After 30 years of waiting, something constructive is now being done. The Upper Falls neighborhood now has a low key, simple plan for turning a problem into a pleasant neighborhood amenity by the end of the year. Given the history, the context, and the timing, I don’t think its hard to see why your extremely ambitious plan for a major redesign of the whole neighborhood was not warmly received in Upper Falls.
Regardless of it’s merits, after 30 years, no one’s in the mood for hearing about more ambitious, expensive alternative plans until at least after this simple Upper Falls Greenway project is completed.

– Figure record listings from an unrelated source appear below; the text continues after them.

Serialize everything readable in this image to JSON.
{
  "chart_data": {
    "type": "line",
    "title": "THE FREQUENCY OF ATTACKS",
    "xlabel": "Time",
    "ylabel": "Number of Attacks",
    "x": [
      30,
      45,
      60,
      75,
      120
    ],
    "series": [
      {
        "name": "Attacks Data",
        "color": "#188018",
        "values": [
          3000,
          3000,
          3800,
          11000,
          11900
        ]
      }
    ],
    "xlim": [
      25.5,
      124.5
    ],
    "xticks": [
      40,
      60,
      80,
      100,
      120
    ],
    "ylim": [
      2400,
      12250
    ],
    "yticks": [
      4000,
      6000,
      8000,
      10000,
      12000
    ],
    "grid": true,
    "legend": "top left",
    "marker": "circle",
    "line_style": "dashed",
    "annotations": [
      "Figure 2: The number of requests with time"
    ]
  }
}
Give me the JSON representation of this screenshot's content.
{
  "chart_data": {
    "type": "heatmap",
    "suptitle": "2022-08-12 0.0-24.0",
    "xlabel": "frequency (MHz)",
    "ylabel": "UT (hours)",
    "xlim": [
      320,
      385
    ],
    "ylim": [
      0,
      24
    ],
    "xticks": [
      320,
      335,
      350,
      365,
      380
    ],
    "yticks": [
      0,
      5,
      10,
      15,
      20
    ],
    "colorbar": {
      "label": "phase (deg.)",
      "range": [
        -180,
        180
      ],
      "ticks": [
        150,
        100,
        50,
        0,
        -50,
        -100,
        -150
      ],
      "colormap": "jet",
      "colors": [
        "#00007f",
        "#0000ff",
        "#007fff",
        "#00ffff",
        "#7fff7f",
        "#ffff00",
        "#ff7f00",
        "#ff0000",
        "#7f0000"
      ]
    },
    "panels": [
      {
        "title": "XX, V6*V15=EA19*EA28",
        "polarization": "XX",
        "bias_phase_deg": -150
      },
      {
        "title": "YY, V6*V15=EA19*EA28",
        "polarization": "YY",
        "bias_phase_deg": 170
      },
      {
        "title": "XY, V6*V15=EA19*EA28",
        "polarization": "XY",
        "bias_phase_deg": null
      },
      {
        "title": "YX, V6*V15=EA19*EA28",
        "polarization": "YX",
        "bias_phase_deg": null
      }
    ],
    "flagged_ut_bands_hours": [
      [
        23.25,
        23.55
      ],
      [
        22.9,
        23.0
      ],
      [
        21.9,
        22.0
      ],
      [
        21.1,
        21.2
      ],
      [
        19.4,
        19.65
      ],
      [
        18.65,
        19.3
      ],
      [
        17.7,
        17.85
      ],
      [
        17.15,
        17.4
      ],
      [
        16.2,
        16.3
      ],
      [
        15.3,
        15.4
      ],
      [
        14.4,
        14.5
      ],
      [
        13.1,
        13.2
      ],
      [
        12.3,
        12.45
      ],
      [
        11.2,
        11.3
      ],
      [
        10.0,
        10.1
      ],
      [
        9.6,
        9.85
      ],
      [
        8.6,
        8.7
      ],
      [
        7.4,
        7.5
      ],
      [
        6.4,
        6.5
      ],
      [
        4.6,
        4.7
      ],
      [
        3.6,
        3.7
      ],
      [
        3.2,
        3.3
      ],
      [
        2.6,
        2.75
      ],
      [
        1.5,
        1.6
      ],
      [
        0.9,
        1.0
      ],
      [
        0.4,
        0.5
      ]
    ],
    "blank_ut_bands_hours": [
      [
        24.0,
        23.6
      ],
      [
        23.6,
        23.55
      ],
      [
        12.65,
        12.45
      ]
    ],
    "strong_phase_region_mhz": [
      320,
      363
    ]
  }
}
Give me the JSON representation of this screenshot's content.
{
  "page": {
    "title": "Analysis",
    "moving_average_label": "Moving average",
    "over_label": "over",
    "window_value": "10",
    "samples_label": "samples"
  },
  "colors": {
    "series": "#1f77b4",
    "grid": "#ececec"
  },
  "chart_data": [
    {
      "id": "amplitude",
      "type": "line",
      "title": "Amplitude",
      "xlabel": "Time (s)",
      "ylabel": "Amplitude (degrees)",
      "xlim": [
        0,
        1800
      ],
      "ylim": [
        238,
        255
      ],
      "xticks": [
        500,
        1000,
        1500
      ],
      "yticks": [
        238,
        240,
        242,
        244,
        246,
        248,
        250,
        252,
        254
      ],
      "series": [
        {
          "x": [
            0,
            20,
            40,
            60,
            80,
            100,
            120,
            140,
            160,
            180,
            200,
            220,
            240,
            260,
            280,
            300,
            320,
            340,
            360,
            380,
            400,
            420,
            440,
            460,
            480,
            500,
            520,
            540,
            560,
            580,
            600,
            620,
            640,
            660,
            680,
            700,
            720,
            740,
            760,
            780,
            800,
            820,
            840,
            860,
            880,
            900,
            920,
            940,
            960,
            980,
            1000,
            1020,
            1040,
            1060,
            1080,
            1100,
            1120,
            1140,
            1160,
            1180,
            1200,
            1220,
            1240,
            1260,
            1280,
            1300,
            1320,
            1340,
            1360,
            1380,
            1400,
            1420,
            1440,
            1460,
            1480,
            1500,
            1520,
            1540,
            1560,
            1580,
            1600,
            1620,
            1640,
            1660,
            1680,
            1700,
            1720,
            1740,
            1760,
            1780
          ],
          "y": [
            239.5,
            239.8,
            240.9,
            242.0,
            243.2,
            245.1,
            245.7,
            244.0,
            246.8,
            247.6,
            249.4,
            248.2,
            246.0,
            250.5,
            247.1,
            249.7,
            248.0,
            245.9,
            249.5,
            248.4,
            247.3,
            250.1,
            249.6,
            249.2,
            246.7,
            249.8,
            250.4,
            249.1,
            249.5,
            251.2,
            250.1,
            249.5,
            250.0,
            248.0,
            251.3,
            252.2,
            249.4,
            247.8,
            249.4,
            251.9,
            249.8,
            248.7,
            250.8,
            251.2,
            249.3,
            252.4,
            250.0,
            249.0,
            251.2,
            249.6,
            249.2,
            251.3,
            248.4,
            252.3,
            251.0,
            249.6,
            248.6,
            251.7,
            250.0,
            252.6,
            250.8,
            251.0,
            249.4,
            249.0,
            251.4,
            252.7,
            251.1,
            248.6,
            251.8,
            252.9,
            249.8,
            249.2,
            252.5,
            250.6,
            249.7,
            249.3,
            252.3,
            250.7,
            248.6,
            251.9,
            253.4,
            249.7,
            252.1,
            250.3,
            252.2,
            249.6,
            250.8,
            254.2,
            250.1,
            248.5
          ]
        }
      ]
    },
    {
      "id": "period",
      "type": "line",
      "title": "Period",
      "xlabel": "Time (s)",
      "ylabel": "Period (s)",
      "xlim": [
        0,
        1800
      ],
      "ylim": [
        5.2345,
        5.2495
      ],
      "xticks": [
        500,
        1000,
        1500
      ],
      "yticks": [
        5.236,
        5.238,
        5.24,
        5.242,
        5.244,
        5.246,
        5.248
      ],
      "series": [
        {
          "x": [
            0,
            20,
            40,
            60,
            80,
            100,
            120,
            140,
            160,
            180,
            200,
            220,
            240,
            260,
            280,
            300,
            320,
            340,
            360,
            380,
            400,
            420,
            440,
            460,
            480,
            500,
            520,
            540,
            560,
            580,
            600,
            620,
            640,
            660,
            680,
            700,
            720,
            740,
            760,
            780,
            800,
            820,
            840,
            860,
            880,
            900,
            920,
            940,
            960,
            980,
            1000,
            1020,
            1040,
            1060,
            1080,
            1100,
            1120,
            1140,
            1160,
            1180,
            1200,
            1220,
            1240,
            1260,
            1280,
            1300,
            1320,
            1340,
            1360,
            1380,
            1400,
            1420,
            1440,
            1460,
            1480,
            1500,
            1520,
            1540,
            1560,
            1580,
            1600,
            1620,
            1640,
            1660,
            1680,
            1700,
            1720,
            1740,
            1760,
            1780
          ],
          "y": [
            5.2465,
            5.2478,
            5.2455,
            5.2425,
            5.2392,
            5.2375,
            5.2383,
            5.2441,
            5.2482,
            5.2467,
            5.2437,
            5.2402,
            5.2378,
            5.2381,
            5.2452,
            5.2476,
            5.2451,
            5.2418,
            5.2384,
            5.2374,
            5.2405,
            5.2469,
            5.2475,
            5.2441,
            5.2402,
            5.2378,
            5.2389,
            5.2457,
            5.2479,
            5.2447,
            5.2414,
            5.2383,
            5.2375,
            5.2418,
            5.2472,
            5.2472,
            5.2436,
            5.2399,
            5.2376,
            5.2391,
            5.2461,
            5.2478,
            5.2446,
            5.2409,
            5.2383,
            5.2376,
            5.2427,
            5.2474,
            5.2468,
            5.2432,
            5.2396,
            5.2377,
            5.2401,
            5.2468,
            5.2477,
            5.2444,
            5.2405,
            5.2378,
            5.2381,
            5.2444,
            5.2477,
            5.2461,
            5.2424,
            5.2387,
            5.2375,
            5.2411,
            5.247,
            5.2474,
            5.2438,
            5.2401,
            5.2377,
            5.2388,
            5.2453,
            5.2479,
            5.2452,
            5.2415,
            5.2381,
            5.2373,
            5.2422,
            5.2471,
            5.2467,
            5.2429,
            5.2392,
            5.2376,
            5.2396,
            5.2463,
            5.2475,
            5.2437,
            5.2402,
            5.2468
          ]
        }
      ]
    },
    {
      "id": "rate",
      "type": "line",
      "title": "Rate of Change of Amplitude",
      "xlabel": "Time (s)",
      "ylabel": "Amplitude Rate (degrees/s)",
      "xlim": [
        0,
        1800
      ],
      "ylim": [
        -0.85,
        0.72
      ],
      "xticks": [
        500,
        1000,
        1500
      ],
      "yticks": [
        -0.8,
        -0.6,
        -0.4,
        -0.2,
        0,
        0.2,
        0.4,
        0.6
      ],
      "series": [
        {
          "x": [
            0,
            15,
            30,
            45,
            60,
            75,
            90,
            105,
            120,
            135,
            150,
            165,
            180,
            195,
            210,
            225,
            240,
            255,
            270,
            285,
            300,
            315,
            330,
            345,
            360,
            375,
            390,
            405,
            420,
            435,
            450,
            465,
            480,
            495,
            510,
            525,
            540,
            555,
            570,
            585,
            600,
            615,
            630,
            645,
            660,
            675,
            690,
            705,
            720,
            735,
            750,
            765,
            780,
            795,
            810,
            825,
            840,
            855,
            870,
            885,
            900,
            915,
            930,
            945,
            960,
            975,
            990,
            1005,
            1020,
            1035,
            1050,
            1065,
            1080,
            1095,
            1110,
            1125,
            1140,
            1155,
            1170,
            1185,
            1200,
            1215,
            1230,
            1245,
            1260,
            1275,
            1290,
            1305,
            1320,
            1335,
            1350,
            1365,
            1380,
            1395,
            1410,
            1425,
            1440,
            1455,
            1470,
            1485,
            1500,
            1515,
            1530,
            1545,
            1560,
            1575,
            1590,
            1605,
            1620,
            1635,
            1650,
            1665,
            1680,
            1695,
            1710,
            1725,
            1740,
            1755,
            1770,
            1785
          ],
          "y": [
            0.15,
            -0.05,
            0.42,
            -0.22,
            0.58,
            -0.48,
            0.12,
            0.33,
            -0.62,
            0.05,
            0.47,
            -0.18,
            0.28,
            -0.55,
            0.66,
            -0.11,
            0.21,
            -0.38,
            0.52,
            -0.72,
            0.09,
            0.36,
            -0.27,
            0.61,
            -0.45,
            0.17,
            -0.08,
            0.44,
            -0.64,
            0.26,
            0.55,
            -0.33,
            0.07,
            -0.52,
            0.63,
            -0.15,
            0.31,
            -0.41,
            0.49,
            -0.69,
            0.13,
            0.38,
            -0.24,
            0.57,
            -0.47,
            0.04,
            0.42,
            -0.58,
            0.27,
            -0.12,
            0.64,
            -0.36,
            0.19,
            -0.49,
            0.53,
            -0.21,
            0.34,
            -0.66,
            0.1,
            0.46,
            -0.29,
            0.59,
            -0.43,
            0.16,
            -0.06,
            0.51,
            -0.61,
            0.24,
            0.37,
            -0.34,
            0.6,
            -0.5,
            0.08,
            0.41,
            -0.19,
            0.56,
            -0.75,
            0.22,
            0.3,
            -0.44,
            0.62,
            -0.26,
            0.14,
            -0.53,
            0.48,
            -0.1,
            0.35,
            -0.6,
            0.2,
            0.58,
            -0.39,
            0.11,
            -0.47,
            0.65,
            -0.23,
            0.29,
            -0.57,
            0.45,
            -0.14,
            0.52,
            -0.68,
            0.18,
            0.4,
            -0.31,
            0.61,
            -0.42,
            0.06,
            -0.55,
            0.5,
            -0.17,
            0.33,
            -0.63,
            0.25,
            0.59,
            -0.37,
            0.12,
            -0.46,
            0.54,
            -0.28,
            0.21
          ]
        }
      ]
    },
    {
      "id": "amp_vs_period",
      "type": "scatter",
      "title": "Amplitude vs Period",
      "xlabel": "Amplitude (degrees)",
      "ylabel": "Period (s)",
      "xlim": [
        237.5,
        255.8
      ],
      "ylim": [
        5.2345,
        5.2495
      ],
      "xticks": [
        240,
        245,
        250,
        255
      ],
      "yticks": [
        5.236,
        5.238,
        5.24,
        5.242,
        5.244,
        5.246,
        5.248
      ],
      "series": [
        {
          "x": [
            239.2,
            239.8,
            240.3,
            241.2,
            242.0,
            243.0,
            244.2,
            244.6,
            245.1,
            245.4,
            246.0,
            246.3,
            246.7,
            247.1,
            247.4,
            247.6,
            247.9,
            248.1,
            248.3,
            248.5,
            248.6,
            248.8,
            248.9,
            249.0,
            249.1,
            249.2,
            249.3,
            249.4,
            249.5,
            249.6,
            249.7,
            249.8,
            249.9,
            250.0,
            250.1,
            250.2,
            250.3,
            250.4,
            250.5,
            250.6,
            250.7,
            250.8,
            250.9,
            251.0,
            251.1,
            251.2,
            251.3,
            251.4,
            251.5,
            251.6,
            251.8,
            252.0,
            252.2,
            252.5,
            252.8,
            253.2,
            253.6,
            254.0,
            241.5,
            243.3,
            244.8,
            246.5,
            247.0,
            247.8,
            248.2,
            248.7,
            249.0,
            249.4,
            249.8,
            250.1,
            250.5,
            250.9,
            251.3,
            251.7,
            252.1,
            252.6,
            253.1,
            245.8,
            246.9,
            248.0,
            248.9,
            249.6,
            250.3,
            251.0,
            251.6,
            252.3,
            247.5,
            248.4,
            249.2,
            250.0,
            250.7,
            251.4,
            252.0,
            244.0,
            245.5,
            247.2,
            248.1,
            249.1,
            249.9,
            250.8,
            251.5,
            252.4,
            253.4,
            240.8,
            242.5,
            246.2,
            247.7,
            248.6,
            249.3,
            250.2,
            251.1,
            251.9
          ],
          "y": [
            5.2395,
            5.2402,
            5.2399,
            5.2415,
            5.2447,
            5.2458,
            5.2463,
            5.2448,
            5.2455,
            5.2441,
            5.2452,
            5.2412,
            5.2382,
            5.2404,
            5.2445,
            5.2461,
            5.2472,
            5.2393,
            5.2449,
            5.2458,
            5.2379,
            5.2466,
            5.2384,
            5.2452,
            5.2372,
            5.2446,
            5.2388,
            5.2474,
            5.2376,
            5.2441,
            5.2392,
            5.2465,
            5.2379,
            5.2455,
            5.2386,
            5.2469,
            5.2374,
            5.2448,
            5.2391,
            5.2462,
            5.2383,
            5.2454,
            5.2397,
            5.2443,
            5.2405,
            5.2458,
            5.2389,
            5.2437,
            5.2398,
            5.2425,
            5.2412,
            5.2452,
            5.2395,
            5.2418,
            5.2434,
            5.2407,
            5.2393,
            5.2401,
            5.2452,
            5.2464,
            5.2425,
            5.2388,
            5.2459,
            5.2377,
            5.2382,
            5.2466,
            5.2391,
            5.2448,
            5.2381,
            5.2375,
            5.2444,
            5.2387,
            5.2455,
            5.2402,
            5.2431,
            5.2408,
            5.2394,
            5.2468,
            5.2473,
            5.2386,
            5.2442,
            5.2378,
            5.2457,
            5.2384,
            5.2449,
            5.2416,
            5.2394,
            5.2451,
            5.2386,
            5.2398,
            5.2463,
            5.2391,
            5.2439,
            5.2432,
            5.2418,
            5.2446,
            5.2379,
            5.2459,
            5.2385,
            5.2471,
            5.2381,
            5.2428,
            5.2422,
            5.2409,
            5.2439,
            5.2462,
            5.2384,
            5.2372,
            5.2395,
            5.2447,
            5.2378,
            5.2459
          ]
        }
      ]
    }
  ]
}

@ Jerry. That was a wonderful sendoff for Anatol. Actually, I most often hear the term “sendoff” for a deceased person’s funeral or memorial service, but I suspect and hope that Anatol will be on this side of the ground for many years to come. He will be missed.
Seeing all of those drawings laid out in one place did bring home just how involved Anatol has been in every major project in this city for many years.
My favorite, which I had never seen or heard of before last night, was his plan for the Rumford St dump (excuse me, transfer station). Cap the dump, build a walkway across the whole property with gardens growing local produce hung off the side, all leading to a restaurant that looks out over the river and uses the garden’s produce. It may not have been politically or economically practical (I don’t know) but it sure had a visionary aspect to it that I loved.
Sorry I missed it last night.
Anatol, I wish you the best of luck. We’ll miss you on Village 14.
Jerry Reilly — I don’t know that I’d eat produce from a capped dump out of concern for leeching of materials and the gases emitted. But why is using this property as a useful open space politically problematic?
No, the gardens were not in the capped dump. They were suspended above it. As for:
As I said above “I don’t know” that it is. I’m just guessing that because the idea never went anywhere there was probably an economic or political reason. Your guess is as good as mine.